Something of the same problem arises in the second question of the relationship between God’s foreknowledge and the free acts of man. Since His foreknowledge is completely true in every detail, does such a foreknowledge necessitate what comes to pass in the free acts of men? Is prescience in God merely an observation or is it, because it is God’s prescience, deterministic? A quotation from Geerhardus Vos shows the narrow edge of the thinking required in facing this problem: “Since scripture includes in the objects of the Divine knowledge also the issue of the exercise of free will on the part of man, the problem arises how the contingent character of such decisions and the certainty of the Divine knowledge can coexist. It is true that the knowledge of God, and the purposing will of God are distinct, and not the former but the latter determines the certainty of the outcome....At the same time, precisely because omniscience presupposes certainty, it appears to exclude every conception of contingency in the free acts of man, such as would render the latter in their very essence undetermined. The knowledge of the issue must have a fixed point of certainty to terminate upon, if it is to be knowledge at all....The appeal of God’s eternity as bringing Him equally near to the future as to the present and enabling Him to see the future decisions of man’s free will as though they were present cannot remove this difficulty, for when once the observation and knowledge of God are made dependent on any temporal issue, the Divine eternity itself is thereby virtually denied. Nothing remains but to recognize that God’s eternal knowledge of the outcome of the free will choices of man implies that there enters into these choices, notwithstanding their free character, an element of predetermination, to which the knowledge of God can attach itself.”

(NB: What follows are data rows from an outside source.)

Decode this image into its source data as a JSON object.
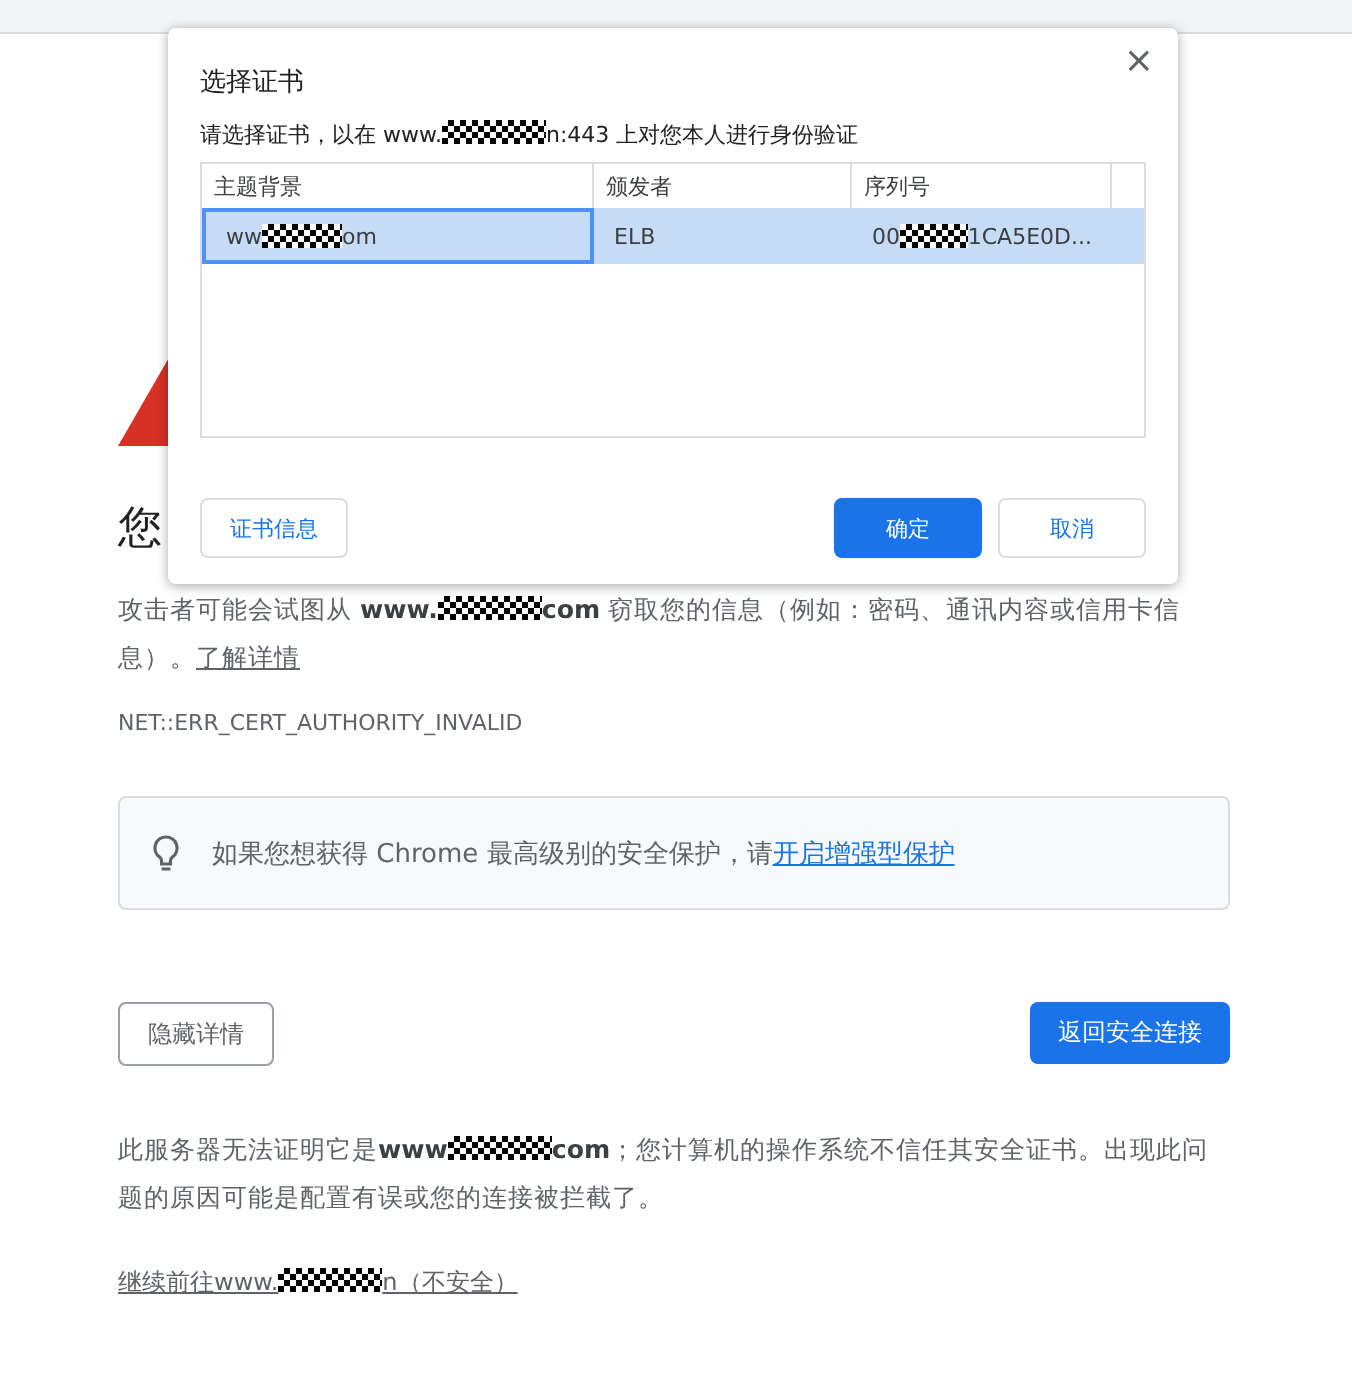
{
  "page": {
    "heading": "您",
    "paragraph": [
      {
        "text": "攻击者可能会试图从 **www.**"
      },
      {
        "kind": "mask"
      },
      {
        "text": "**com** 窃取您的信息（例如：密码、通讯内容或信用卡信息）。"
      }
    ],
    "learn_more_link": "了解详情",
    "error_code": "NET::ERR_CERT_AUTHORITY_INVALID",
    "tip": {
      "text": "如果您想获得 Chrome 最高级别的安全保护，请",
      "link": "开启增强型保护"
    },
    "hide_details_button": "隐藏详情",
    "back_button": "返回安全连接",
    "details": [
      {
        "text": "此服务器无法证明它是**www**"
      },
      {
        "kind": "mask"
      },
      {
        "text": "**com**；您计算机的操作系统不信任其安全证书。出现此问题的原因可能是配置有误或您的连接被拦截了。"
      }
    ],
    "proceed_link": [
      {
        "text": "继续前往www."
      },
      {
        "kind": "mask"
      },
      {
        "text": "n（不安全）"
      }
    ]
  },
  "dialog": {
    "title": "选择证书",
    "close": "×",
    "subtitle": [
      {
        "text": "请选择证书，以在 www."
      },
      {
        "kind": "mask"
      },
      {
        "text": "n:443 上对您本人进行身份验证"
      }
    ],
    "columns": [
      "主题背景",
      "颁发者",
      "序列号"
    ],
    "rows": [
      {
        "selected": true,
        "cells": [
          [
            {
              "text": "ww"
            },
            {
              "kind": "mask"
            },
            {
              "text": "om"
            }
          ],
          [
            {
              "text": "ELB"
            }
          ],
          [
            {
              "text": "00"
            },
            {
              "kind": "mask"
            },
            {
              "text": "1CA5E0D..."
            }
          ]
        ]
      }
    ],
    "buttons": [
      {
        "label": "证书信息",
        "kind": "plain"
      },
      {
        "label": "确定",
        "kind": "primary"
      },
      {
        "label": "取消",
        "kind": "plain"
      }
    ]
  }
}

Both questions which arise out of the acceptance of God’s omniscience have no final answer for man’s understanding. That God knows all things must be maintained; how He knows all things cannot be understood.

Bibliography Finney, BS (Oct. 1877), 722; A. H. Strong, Systematic Theology (1947), 282; Bowne, Philosophy of Theism, 159; A. B. Davidson, Old Testament Theology, 180ff.; Royce, Conception of God, 40; Shedd, Dogmatic Theology, I, 344; G. Vos, ISBE, vol. 4, 2191, 2192.